Mother and sons looking at the colorful relief and paintings of Pharaoh’s
aging
Amidst questions about what AI will do in the future and this is usually the top priority for the new technological explosion scryers, there are also unanswered questions about what to do in the past. This impact is, in a way, limited, as the past has already happened. However, it informs our journey through this strange and sometimes terrifying age.
Many experts and those close to the “history industry” believe that AI is likely to lead to significant historical distortions. Now, you could point out that this would not be the first time in human history that the media or digital life has distorted history: just watch a class of students watching the movie “Pearl Harbor”, for example, and then talk to them about the war.
Still, the technology that brings us Deepfakes is unique in a position to distort: this danger is front and center in a place I read in essence by Jason Steinhauer, where the author opens with a story about a young Pakistan that creates “Holocaust images” with AI, while not familiar with AI. By reading this, you start taking a look at how this massive disconnection would work. Instead of creating images of updated reading, AI can create the images to learn the story itself. Since we know that AI is subject to hallucinations, this can be difficult.
‘Automatic Historian’ is unbearable
To one track in Scienmag, An anonymous writer aims at the problem of Black Box, which, in some ways, always existed in the world of artificial intelligence and mechanical learning.
“One of the most important issues that surround AI’s invasion of history is the inherent lack of transparency in his methodologies,” the author proposes. “Unlike traditional historians, who openly substantiate their research processes and selection criteria, AI systems often act as black boxes.
The shift of work is also an issue.
“While Wikipedia and social media have gained worldwide attention, professional history has attached a rapidly reduced air space,” Steinhauer writes on his part, where he points out that the decline of the profession of history began with these kinds of competition on the internet long before AI came to the scene. “As they were well documented … The History Departments in North America and Europe are closing, the retired teachers of history are not replaced, which disappear less history degrees, the museums of historical are the historical/historical social few and fanatics between them.”
Brain drainage in humanities
Steinhauer also talks about an academic exit, describing the process by which the historical departments of universities unfortunately have atrophy slowly:
“At the college and university level, the charm of the career of executives who would justify the high cost of tuition fees that were dragged by liberal arts buildings and science and business halls,” Steinhauer writes, noting that not even high -ranking technology. “Coders and engineers are now facing gloomy job prospects-but students have not returned.

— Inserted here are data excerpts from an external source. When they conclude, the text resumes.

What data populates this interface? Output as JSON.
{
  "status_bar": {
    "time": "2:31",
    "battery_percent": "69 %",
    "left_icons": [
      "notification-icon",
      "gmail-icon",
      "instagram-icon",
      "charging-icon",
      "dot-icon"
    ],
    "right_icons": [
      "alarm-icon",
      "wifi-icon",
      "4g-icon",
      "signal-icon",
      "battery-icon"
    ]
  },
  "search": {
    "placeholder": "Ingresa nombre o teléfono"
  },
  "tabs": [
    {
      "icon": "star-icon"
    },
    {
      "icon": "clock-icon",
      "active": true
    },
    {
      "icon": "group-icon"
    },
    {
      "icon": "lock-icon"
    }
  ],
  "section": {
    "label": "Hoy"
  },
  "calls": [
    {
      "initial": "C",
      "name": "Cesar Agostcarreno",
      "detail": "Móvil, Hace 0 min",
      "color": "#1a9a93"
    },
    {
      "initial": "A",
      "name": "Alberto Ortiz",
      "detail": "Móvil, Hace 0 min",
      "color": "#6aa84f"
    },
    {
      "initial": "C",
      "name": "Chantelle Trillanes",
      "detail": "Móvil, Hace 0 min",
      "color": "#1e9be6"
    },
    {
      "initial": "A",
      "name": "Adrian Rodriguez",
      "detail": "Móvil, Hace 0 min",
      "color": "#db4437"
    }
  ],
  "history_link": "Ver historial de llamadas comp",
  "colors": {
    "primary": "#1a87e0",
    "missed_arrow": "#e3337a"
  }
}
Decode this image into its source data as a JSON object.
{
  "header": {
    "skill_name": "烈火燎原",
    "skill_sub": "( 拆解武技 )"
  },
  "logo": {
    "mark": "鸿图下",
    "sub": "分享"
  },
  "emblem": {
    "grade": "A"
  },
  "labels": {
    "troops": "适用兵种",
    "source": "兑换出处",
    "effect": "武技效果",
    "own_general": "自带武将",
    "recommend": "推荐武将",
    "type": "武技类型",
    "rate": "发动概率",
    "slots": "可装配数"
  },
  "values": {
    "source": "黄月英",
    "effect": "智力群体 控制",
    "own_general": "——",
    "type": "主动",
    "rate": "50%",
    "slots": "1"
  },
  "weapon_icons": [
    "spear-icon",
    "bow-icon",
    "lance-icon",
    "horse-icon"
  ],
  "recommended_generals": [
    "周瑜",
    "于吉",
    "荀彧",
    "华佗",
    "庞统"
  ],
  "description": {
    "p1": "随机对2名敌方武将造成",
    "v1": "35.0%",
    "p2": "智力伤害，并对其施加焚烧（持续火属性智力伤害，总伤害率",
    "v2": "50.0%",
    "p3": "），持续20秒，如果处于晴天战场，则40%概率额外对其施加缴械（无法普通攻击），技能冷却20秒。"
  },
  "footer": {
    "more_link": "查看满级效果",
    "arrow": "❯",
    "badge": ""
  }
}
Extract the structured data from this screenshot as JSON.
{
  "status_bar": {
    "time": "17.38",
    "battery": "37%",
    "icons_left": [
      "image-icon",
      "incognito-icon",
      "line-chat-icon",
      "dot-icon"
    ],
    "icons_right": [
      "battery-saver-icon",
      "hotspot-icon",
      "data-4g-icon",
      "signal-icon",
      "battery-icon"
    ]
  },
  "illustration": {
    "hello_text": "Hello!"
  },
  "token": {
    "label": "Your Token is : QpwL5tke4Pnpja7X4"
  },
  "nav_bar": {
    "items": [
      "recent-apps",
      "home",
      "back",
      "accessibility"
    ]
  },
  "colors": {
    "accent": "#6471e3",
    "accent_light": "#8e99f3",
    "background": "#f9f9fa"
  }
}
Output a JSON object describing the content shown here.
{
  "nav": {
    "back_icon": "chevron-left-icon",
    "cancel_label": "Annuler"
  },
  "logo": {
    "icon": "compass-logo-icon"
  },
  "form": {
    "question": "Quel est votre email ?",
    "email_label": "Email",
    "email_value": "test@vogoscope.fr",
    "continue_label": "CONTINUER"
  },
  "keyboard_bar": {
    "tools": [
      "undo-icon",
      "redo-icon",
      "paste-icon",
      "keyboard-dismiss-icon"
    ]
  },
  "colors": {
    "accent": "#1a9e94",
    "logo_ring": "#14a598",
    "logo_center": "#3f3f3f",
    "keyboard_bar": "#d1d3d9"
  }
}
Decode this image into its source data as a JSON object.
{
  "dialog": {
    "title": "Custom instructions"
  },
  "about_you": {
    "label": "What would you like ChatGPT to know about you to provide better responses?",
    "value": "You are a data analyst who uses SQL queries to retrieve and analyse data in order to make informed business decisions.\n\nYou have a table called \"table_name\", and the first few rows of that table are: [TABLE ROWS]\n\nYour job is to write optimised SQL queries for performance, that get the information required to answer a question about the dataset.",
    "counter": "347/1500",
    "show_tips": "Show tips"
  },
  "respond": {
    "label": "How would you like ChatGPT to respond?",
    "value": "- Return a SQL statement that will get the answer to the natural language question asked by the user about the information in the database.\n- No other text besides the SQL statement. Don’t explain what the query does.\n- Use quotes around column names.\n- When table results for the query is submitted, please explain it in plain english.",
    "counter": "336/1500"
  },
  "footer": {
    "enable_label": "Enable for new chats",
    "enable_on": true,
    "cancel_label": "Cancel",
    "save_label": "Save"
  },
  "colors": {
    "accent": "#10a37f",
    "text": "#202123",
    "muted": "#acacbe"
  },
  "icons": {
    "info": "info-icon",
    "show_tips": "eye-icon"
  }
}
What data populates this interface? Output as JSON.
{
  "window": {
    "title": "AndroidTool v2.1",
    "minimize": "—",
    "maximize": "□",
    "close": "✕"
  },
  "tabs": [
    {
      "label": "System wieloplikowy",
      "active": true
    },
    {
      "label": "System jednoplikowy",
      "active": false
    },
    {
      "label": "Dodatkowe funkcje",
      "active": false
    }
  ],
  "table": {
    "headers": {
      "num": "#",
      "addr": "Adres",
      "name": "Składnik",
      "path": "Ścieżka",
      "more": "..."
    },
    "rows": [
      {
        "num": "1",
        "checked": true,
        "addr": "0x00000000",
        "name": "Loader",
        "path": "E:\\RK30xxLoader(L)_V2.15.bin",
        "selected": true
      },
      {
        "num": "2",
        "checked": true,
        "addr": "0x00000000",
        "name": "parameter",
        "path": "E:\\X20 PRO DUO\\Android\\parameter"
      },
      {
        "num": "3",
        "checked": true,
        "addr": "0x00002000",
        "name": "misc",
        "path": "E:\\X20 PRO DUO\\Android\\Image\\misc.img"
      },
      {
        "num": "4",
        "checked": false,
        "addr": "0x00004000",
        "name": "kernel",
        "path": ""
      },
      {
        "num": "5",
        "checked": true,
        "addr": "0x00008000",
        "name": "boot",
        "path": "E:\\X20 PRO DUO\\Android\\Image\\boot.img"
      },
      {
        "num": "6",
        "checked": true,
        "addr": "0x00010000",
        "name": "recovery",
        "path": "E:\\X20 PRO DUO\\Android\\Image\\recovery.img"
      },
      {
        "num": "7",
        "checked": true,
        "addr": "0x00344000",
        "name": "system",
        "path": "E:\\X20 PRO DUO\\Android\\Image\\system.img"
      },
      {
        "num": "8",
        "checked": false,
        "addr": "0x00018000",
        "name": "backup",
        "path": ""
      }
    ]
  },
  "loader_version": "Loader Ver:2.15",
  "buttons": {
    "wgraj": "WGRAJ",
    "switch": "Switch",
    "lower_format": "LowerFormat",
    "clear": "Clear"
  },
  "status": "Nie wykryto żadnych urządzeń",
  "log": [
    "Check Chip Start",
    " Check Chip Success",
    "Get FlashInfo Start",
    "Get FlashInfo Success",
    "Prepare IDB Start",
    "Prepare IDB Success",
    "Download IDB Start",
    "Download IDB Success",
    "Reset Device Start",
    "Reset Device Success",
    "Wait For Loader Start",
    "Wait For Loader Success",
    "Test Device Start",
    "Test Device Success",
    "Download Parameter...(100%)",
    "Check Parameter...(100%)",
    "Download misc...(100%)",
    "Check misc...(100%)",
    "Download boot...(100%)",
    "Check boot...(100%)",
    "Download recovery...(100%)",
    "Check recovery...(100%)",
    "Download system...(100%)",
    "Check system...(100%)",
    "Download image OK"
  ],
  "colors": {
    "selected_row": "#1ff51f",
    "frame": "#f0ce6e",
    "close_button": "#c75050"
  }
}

Without historical students, managers can justify fewer history teachers and without historical departments. Stand up in history for fear that their elected officials will come.
This is more and terrible.
How far will it go?
Ask models
When I tried to search for relevant content in Bing, Microsoft Copilot responded to my reported concerns with something reminiscent of a property cookie:
“The question of whether AI will kill the story is complex and subjective.”
Copilot then went to quite different territory, highlighting links associated with the wider illustration that AI would not “kill history” but deletes humanity. For example, a futuristic article referred to in the views of Suggested by Roman Yampolskiy This scientist calculates something as a 99.9% probability of human disappearance due to AI in the coming century. There is no big deal, right?
Perhaps similarly inspired, Steinhauer records his query on Google Gemini.
“(Gemini) produced a long exposure created by AI claiming that” instead of dealing with the depreciation, the profession of history is in the middle of a deep and essential development, “the BB writes.” He referred to 24 websites, above half of which were lessons in the University of Marketing University. Wikipedia.
This, then, points out how AI is in our human content – it takes some things deep from the context, where the user can see that human sources lean the game. But if you project this, where, in the end, LLMS is self-teaching-you can imagine what all this will be in a few more years, when models learn to be thinner. Well, keep seeing more complex Turing tests that go through these simulators, to …? So what will we know about them?